The initial selection of trades will be made in collaboration with the CxPO ATA team, and may include the following, tracked across mission phases:

Vehicle stack configuration including elements in the stack; and trades such as LIDS vs. APAS; or hypergols vs. alternative RCS fuels

Mass budget of each element in the stack at each point in the mission timeline

• Vehicle velocity at each point in the mission timeline
• Remaining Delta V generation capability of the vehicle stack (or subset of the stack)
• Consumables by vehicle element and consumption rates, i.e. LOX boil-off rates
• Launch opportunities and  probabilities based upon available launch windows mapped against weather, sea-state, and hardware reliability
• Lunar mission Ares V and Ares I launch timing separation and effects of delays vs. PLOM - Probability of Loss Of Mission
• Launch and ascent abort conditions and phased abort opportunities and methods
• Upmass, downmass, power, propellant, water, crew consumables, N2/O2, crew time, and payload operations
• Others as directed by NASA CxPO ATA office

Version One
SIMConstellation shows the operator a familiar baseline mission view with vehicle elements and major mission milestones from pre-launch to mission completion. Clicking on the timeline displays the selected trade data for that mission phase in the baseline mission view and selects the appropriate mission phase in the 3-D virtual mission viewer. The operator can move the camera around in the 3-D scene and observe the vehicle elements from a variety of angles. Clicking on a graphical object either in the baseline mission view or the 3-D virtual mission viewer will display trades data appropriate to that object.

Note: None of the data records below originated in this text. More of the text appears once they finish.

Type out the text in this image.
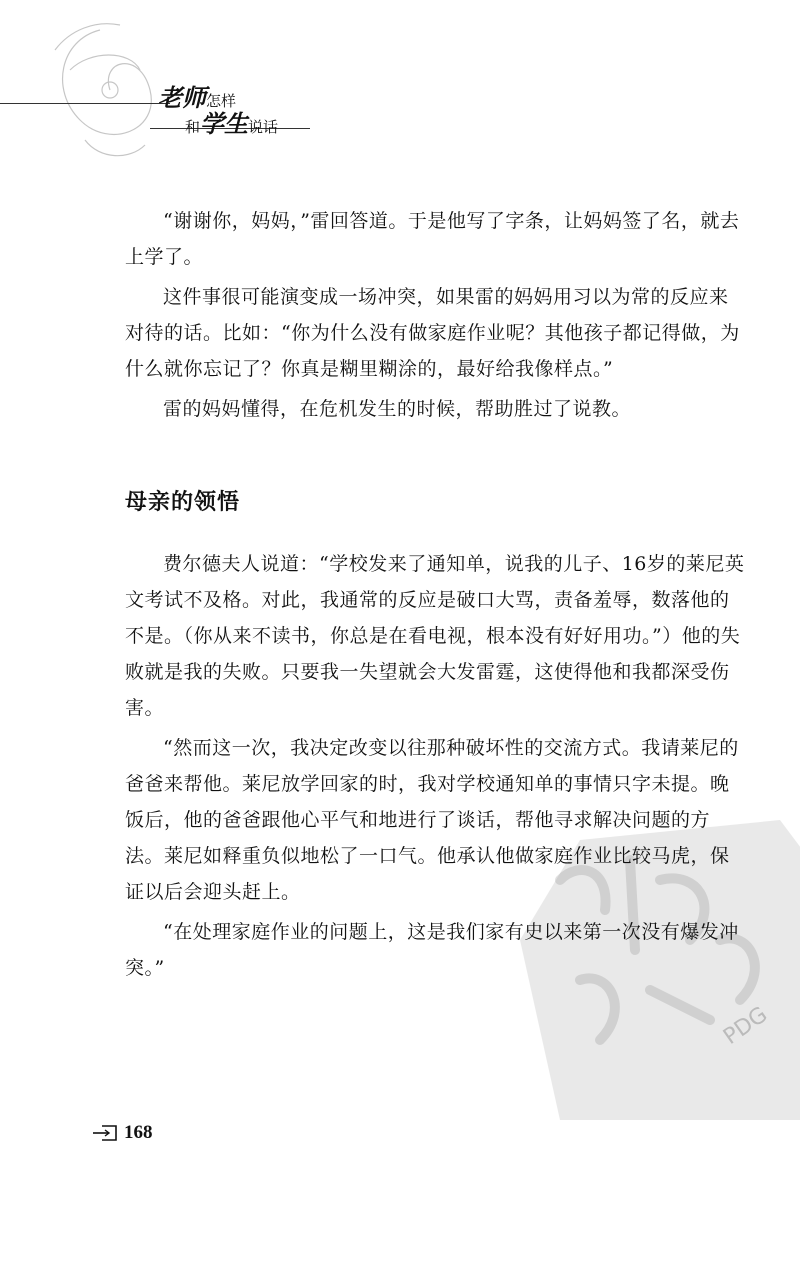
老师怎样
和学生说话
PDG

“谢谢你，妈妈，”雷回答道。于是他写了字条，让妈妈签了名，就去上学了。

这件事很可能演变成一场冲突，如果雷的妈妈用习以为常的反应来对待的话。比如：“你为什么没有做家庭作业呢？其他孩子都记得做，为什么就你忘记了？你真是糊里糊涂的，最好给我像样点。”

雷的妈妈懂得，在危机发生的时候，帮助胜过了说教。

母亲的领悟

费尔德夫人说道：“学校发来了通知单，说我的儿子、16岁的莱尼英文考试不及格。对此，我通常的反应是破口大骂，责备羞辱，数落他的不是。（你从来不读书，你总是在看电视，根本没有好好用功。”）他的失败就是我的失败。只要我一失望就会大发雷霆，这使得他和我都深受伤害。

“然而这一次，我决定改变以往那种破坏性的交流方式。我请莱尼的爸爸来帮他。莱尼放学回家的时，我对学校通知单的事情只字未提。晚饭后，他的爸爸跟他心平气和地进行了谈话，帮他寻求解决问题的方法。莱尼如释重负似地松了一口气。他承认他做家庭作业比较马虎，保证以后会迎头赶上。

“在处理家庭作业的问题上，这是我们家有史以来第一次没有爆发冲突。”

168
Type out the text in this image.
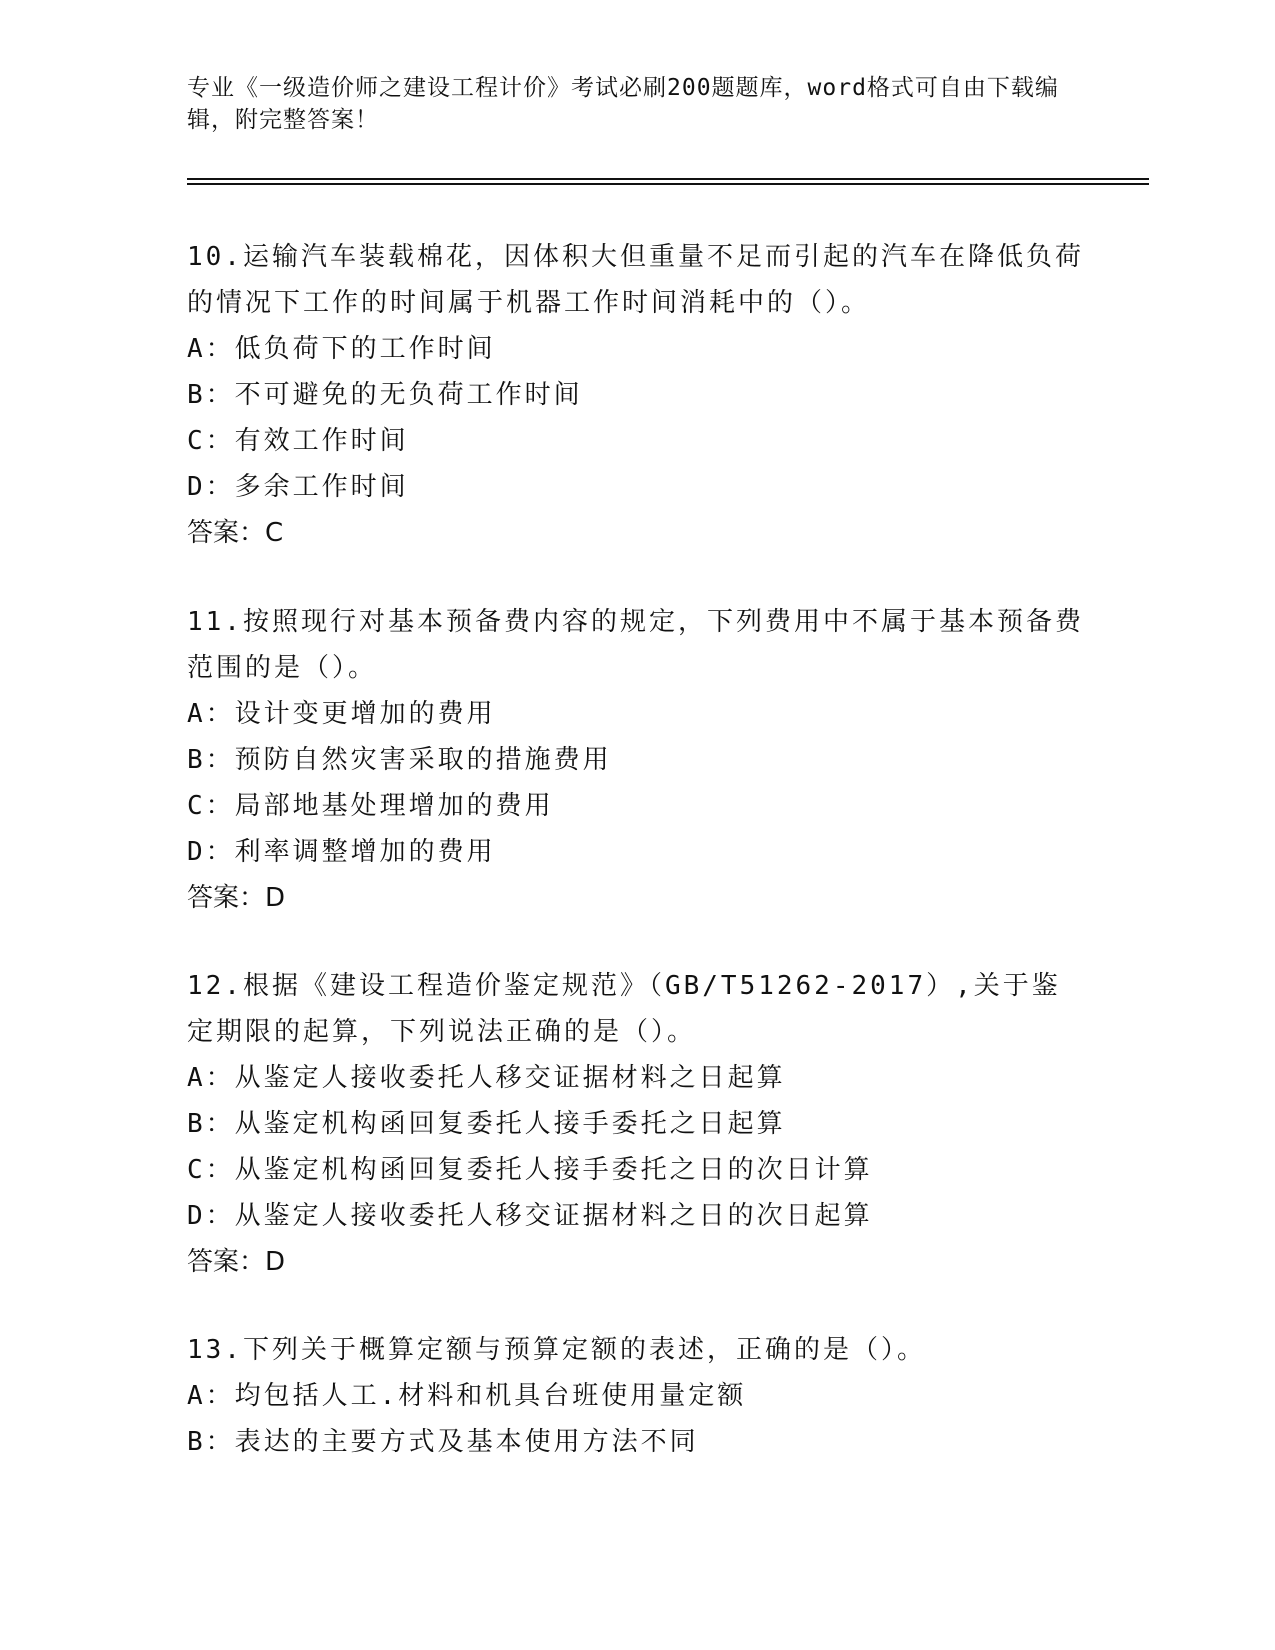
专业《一级造价师之建设工程计价》考试必刷200题题库，word格式可自由下载编辑，附完整答案！

10.运输汽车装载棉花，因体积大但重量不足而引起的汽车在降低负荷的情况下工作的时间属于机器工作时间消耗中的（）。

A：低负荷下的工作时间

B：不可避免的无负荷工作时间

C：有效工作时间

D：多余工作时间

答案：C

11.按照现行对基本预备费内容的规定，下列费用中不属于基本预备费范围的是（）。

A：设计变更增加的费用

B：预防自然灾害采取的措施费用

C：局部地基处理增加的费用

D：利率调整增加的费用

答案：D

12.根据《建设工程造价鉴定规范》（GB/T51262-2017）,关于鉴定期限的起算，下列说法正确的是（）。

A：从鉴定人接收委托人移交证据材料之日起算

B：从鉴定机构函回复委托人接手委托之日起算

C：从鉴定机构函回复委托人接手委托之日的次日计算

D：从鉴定人接收委托人移交证据材料之日的次日起算

答案：D

13.下列关于概算定额与预算定额的表述，正确的是（）。

A：均包括人工.材料和机具台班使用量定额

B：表达的主要方式及基本使用方法不同
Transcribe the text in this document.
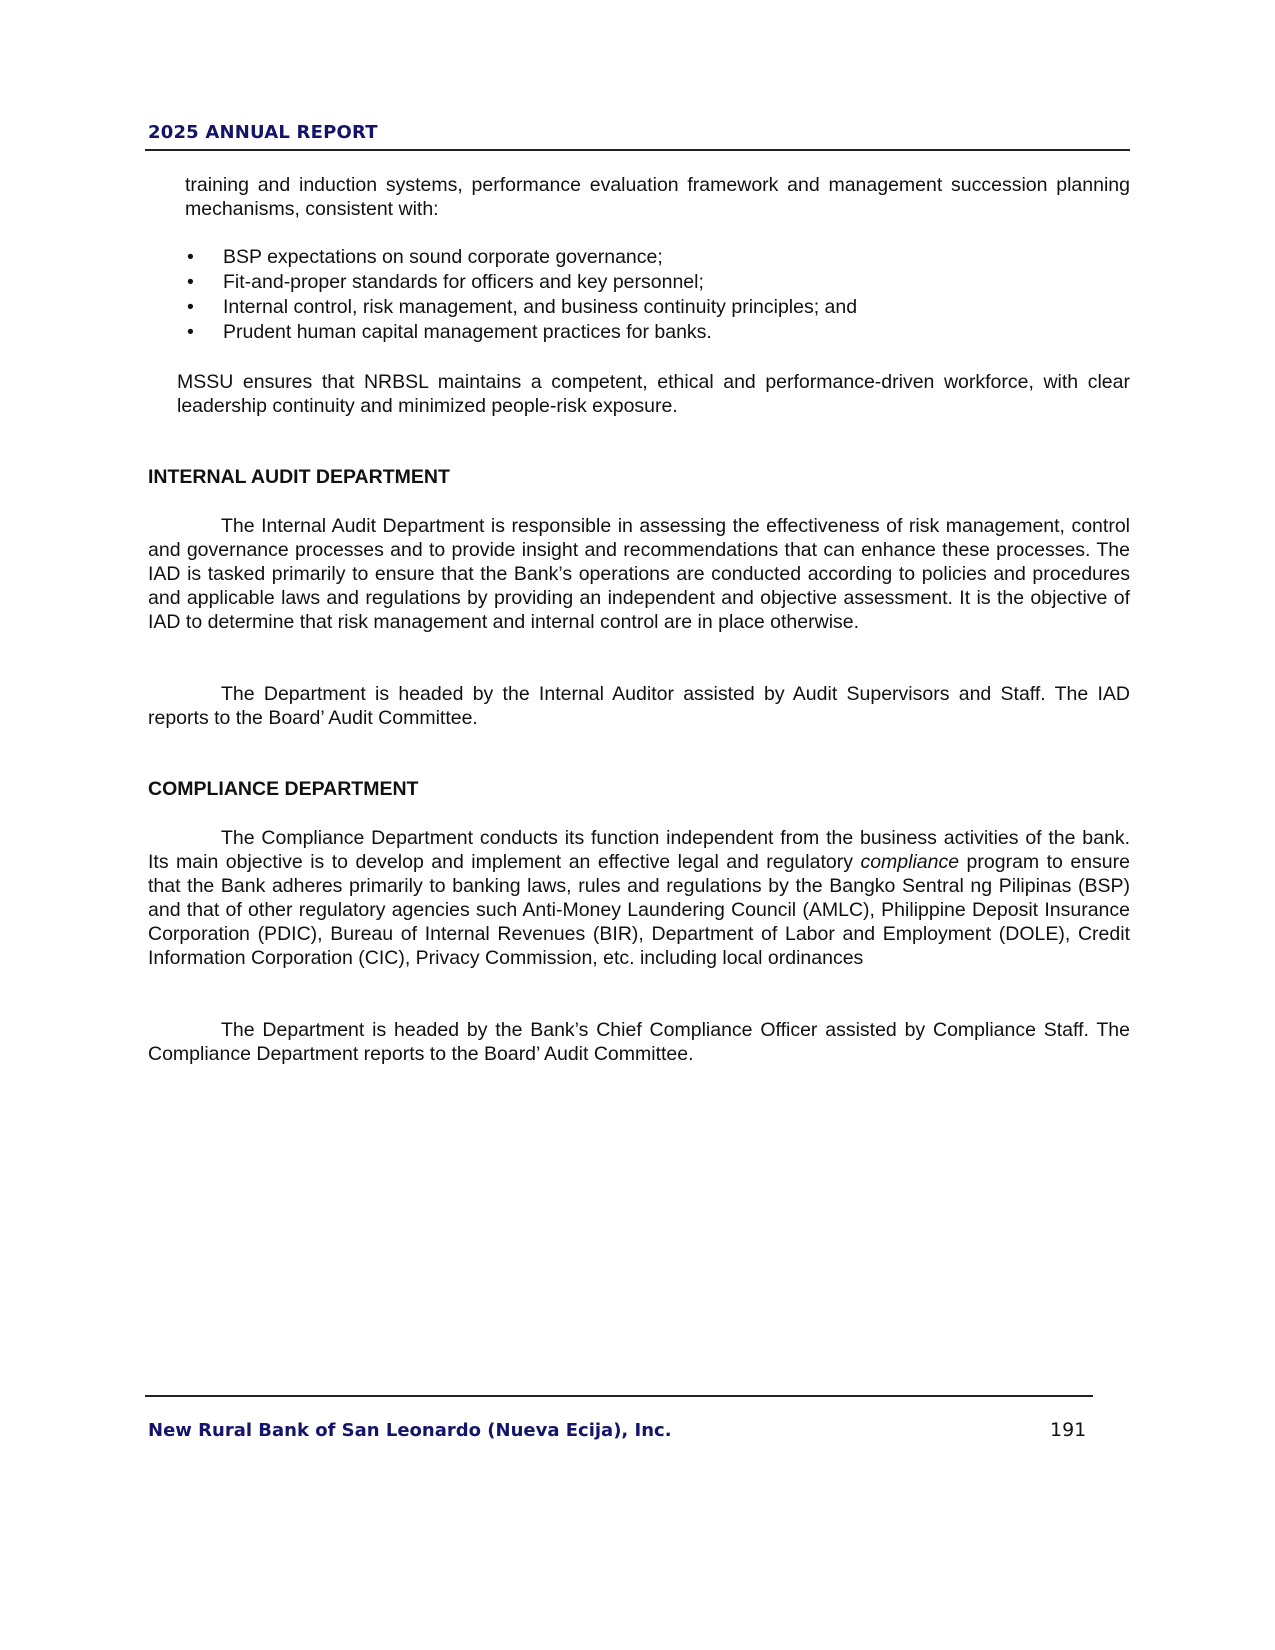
2025 ANNUAL REPORT

training and induction systems, performance evaluation framework and management succession planning mechanisms, consistent with:

• BSP expectations on sound corporate governance;
• Fit-and-proper standards for officers and key personnel;
• Internal control, risk management, and business continuity principles; and
• Prudent human capital management practices for banks.

MSSU ensures that NRBSL maintains a competent, ethical and performance-driven workforce, with clear leadership continuity and minimized people-risk exposure.

INTERNAL AUDIT DEPARTMENT

The Internal Audit Department is responsible in assessing the effectiveness of risk management, control and governance processes and to provide insight and recommendations that can enhance these processes. The IAD is tasked primarily to ensure that the Bank’s operations are conducted according to policies and procedures and applicable laws and regulations by providing an independent and objective assessment. It is the objective of IAD to determine that risk management and internal control are in place otherwise.

The Department is headed by the Internal Auditor assisted by Audit Supervisors and Staff. The IAD reports to the Board’ Audit Committee.

COMPLIANCE DEPARTMENT

The Compliance Department conducts its function independent from the business activities of the bank. Its main objective is to develop and implement an effective legal and regulatory compliance program to ensure that the Bank adheres primarily to banking laws, rules and regulations by the Bangko Sentral ng Pilipinas (BSP) and that of other regulatory agencies such Anti-Money Laundering Council (AMLC), Philippine Deposit Insurance Corporation (PDIC), Bureau of Internal Revenues (BIR), Department of Labor and Employment (DOLE), Credit Information Corporation (CIC), Privacy Commission, etc. including local ordinances

The Department is headed by the Bank’s Chief Compliance Officer assisted by Compliance Staff. The Compliance Department reports to the Board’ Audit Committee.

New Rural Bank of San Leonardo (Nueva Ecija), Inc.	191
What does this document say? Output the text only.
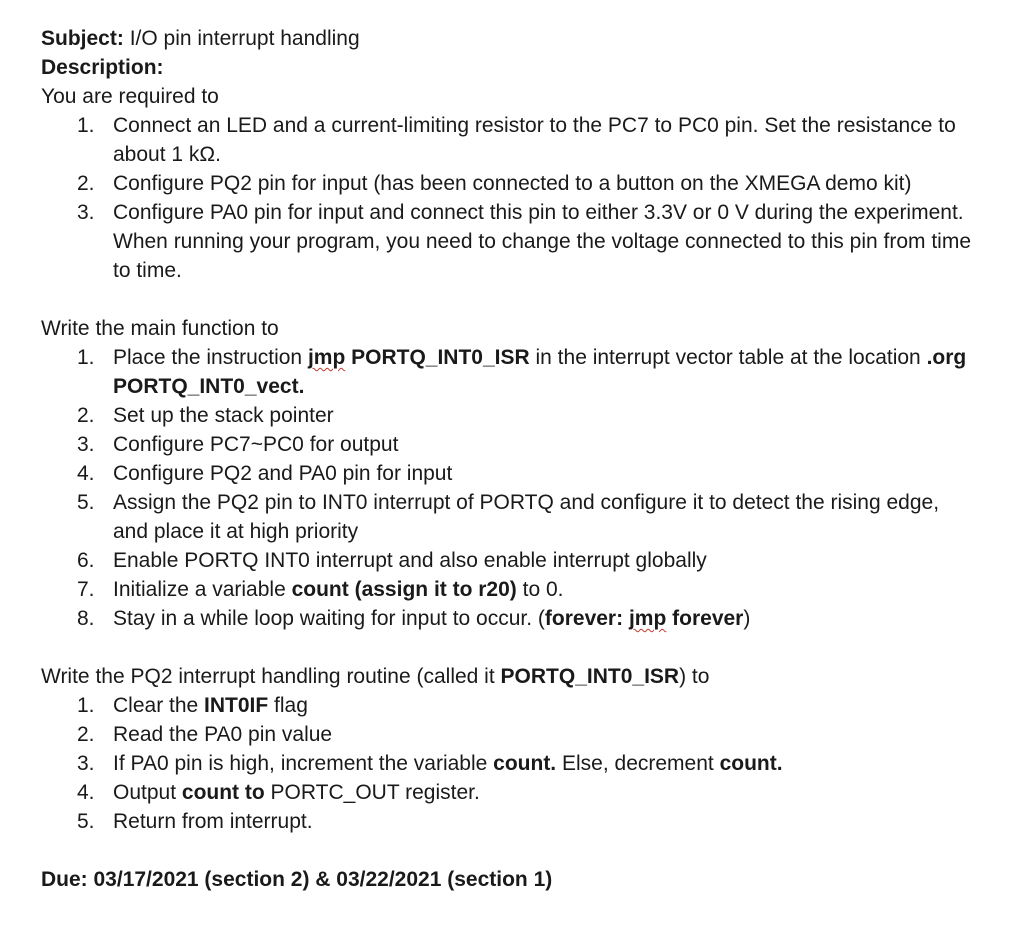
Subject: I/O pin interrupt handling
Description:
You are required to
1. Connect an LED and a current-limiting resistor to the PC7 to PC0 pin. Set the resistance to about 1 kΩ.
2. Configure PQ2 pin for input (has been connected to a button on the XMEGA demo kit)
3. Configure PA0 pin for input and connect this pin to either 3.3V or 0 V during the experiment. When running your program, you need to change the voltage connected to this pin from time to time.
Write the main function to
1. Place the instruction jmp PORTQ_INT0_ISR in the interrupt vector table at the location .org PORTQ_INT0_vect.
2. Set up the stack pointer
3. Configure PC7~PC0 for output
4. Configure PQ2 and PA0 pin for input
5. Assign the PQ2 pin to INT0 interrupt of PORTQ and configure it to detect the rising edge, and place it at high priority
6. Enable PORTQ INT0 interrupt and also enable interrupt globally
7. Initialize a variable count (assign it to r20) to 0.
8. Stay in a while loop waiting for input to occur. (forever: jmp forever)
Write the PQ2 interrupt handling routine (called it PORTQ_INT0_ISR) to
1. Clear the INT0IF flag
2. Read the PA0 pin value
3. If PA0 pin is high, increment the variable count. Else, decrement count.
4. Output count to PORTC_OUT register.
5. Return from interrupt.
Due: 03/17/2021 (section 2) & 03/22/2021 (section 1)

Clicking on the mini baseline mission view in the lower left screen swaps it back and forth into the main window with the 3-D virtual mission viewer.

The column on the upper left will dynamically populate with trades data assigned to a selected graphical object, such as mass and velocity. The box below that column will document the data credibility, populated with data source (tool chain) and data quality references with the pedigree, heritage and uncertainty estimate relevant to a user selected data field in the upper left column. In this manner many trades can be explored in a relatively simple environment while keeping the viewer uncluttered.

In Version One, SIMConstellation will initially import data in the form of a table compiled from a variety of selected trade studies. In this fashion, ATA staff can populate a data table locally in familiar software and SIMConstellation can then readily incorporate the updated data table into the viewer. As long as the trades study output data is in the agreed upon data format, SIMConstellation will be able to present it in the viewer. This gives the CxPO ATA team direct control over the architecture version being presented for to the wider base of users. Later versions will automate some of this data management function. If needed, Vision Systems can also write data conversion routines for trades study software that does not adhere to standard data formats.